No entanto, o facto de maior nota na relação de D. João I com a cidade
aconteceria quando, em 13 de Abril de 1406, o longo braço-de-ferro entre o
clero e a burguesia portuense chegou ao fim por intervenção do monarca.
Entraria, então, em vigor o acordo assinado em Fevereiro de 1405, em
Montemor-o-Novo, e que estabeleceu a autonomia administrativa do Porto.
Assim, por exemplo, os alcaides-mores do Porto passaram a ser indicados pelo rei.
Na verdade, em termos práticos, tal já vinha a verificar-se, pois João Rodrigues de Sá (1355-1425) já tinha sido nomeado por D. João I, em 1392 e, mesmo o seu antecessor, Pedro Rodrigues, também tinha tido uma nomeação real.
Segundo aquele acordo, a cidade do Porto deixou de estar sujeita a um
regime senhorial e passou a ser um concelho sob jurisdição da Coroa
portuguesa.
Para que tal fosse possível, a troco do abandono, à data, por parte do
bispo Gil Alma e do cabido, dos direitos administrativos sobre a cidade, o rei
pagaria uma renda de acordo com o texto que se segue.
“Ao abrigo do
Estormento feito antre ellrey e o obispo do Porto sobre ajuridiçom, o rei D.
João I e o bispo de então, D. Gil Alma, acordaram que o cabido cedia os
direitos administrativos que exercia sobre a cidade, cabendo ao rei pagar, a
título compensatório, três mil libras anuais ao bispo.

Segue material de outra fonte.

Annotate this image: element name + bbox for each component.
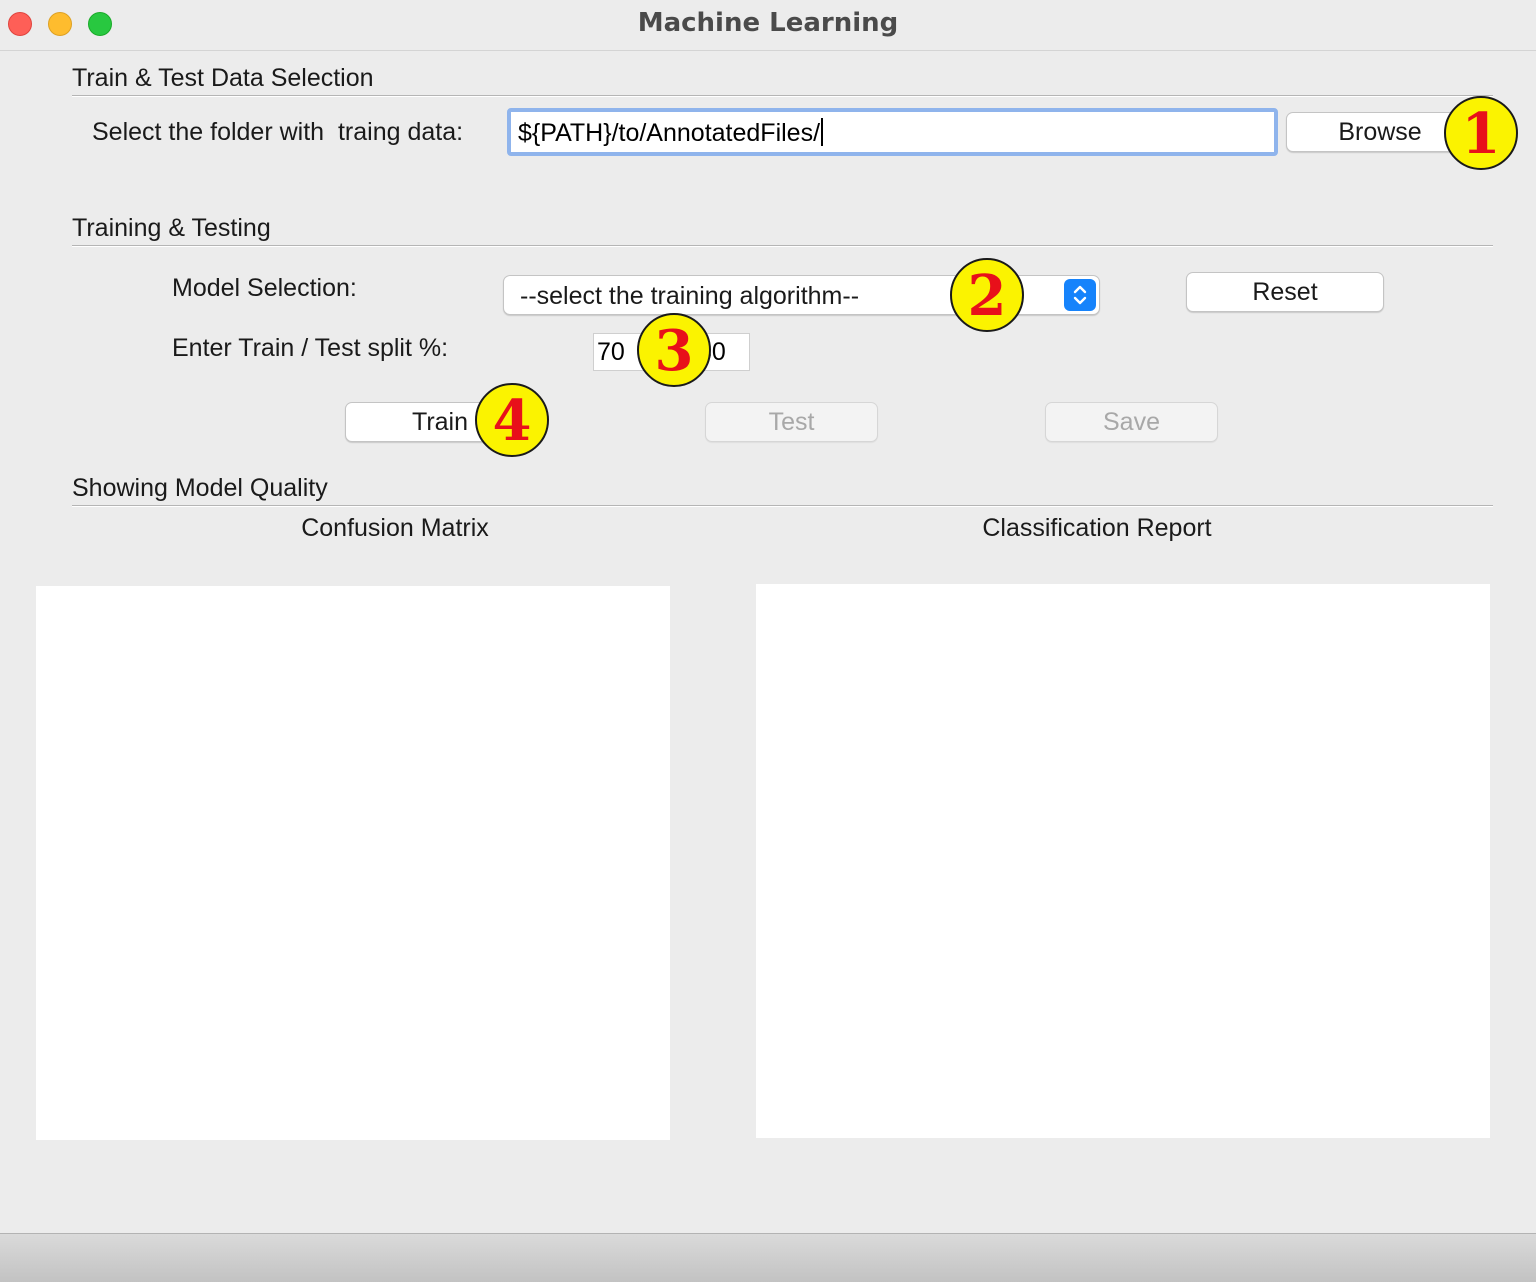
confusion-matrix-panel — [36, 586, 670, 1140]
training-separator — [72, 245, 1493, 247]
step-badge-1: 1 — [1444, 96, 1518, 170]
title-bar: Machine Learning — [0, 0, 1536, 51]
test-button[interactable]: Test — [705, 402, 878, 442]
folder-label: Select the folder with traing data: — [92, 118, 464, 146]
folder-path-input[interactable]: ${PATH}/to/AnnotatedFiles/ — [507, 108, 1278, 156]
confusion-matrix-title: Confusion Matrix — [301, 514, 489, 542]
data-selection-separator — [72, 95, 1493, 97]
quality-separator — [72, 505, 1493, 507]
app-window: Machine Learning Train & Test Data Selec… — [0, 0, 1536, 1282]
bottom-bar — [0, 1233, 1536, 1282]
quality-title: Showing Model Quality — [72, 474, 328, 502]
select-arrows-icon — [1064, 279, 1096, 311]
window-title: Machine Learning — [637, 8, 899, 38]
folder-path-value: ${PATH}/to/AnnotatedFiles/ — [518, 119, 821, 147]
model-select-value: --select the training algorithm-- — [520, 282, 860, 310]
step-badge-2: 2 — [950, 258, 1024, 332]
save-button[interactable]: Save — [1045, 402, 1218, 442]
step-badge-4: 4 — [475, 383, 549, 457]
training-title: Training & Testing — [72, 214, 271, 242]
model-selection-label: Model Selection: — [172, 274, 357, 302]
text-caret — [821, 118, 824, 146]
step-badge-3: 3 — [637, 313, 711, 387]
reset-button[interactable]: Reset — [1186, 272, 1384, 312]
classification-report-panel — [756, 584, 1490, 1138]
data-selection-title: Train & Test Data Selection — [72, 64, 374, 92]
split-label: Enter Train / Test split %: — [172, 334, 449, 362]
classification-report-title: Classification Report — [982, 514, 1212, 542]
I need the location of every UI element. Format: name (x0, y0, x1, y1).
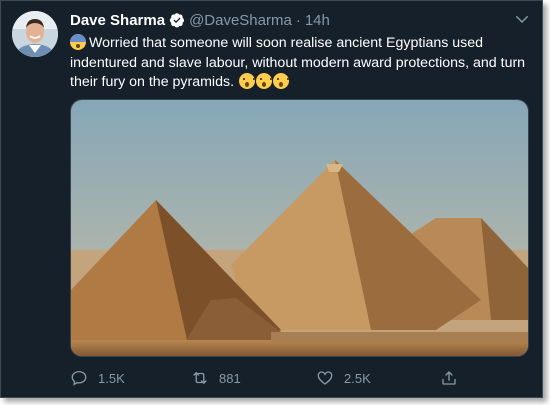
retweet-button[interactable]: 881 (191, 369, 241, 387)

Para assegurar o
pagamento, logo D. João I assinalou todallas rrendas e penssõoes de todallas
casas queo dito Senhor Rey ha na dita cidade do Porto. No caso de estas verbas
não serem suficientes, o rei podia ainda recorrer às rendas da Alfândega,
devendo o pagamento manter-se até à conclusão da actual Rua do Infante D.
Henrique.”
In jornal “Público” – 9/4/2006
De notar que a Coroa
nunca chegou a cumprir integralmente o acordo de Montemor-o-Novo, por causa das
sucessivas desvalorizações da moeda e, assim, parte dos impostos continuaram a
ser cobrados para sustentar o bispo, o cabido e a fábrica das igrejas, situação
a que só Mouzinho da Silveira pôs cobro, em 1832.
A titularidade da
jurisdição do território tinha ficado, porém, resolvida.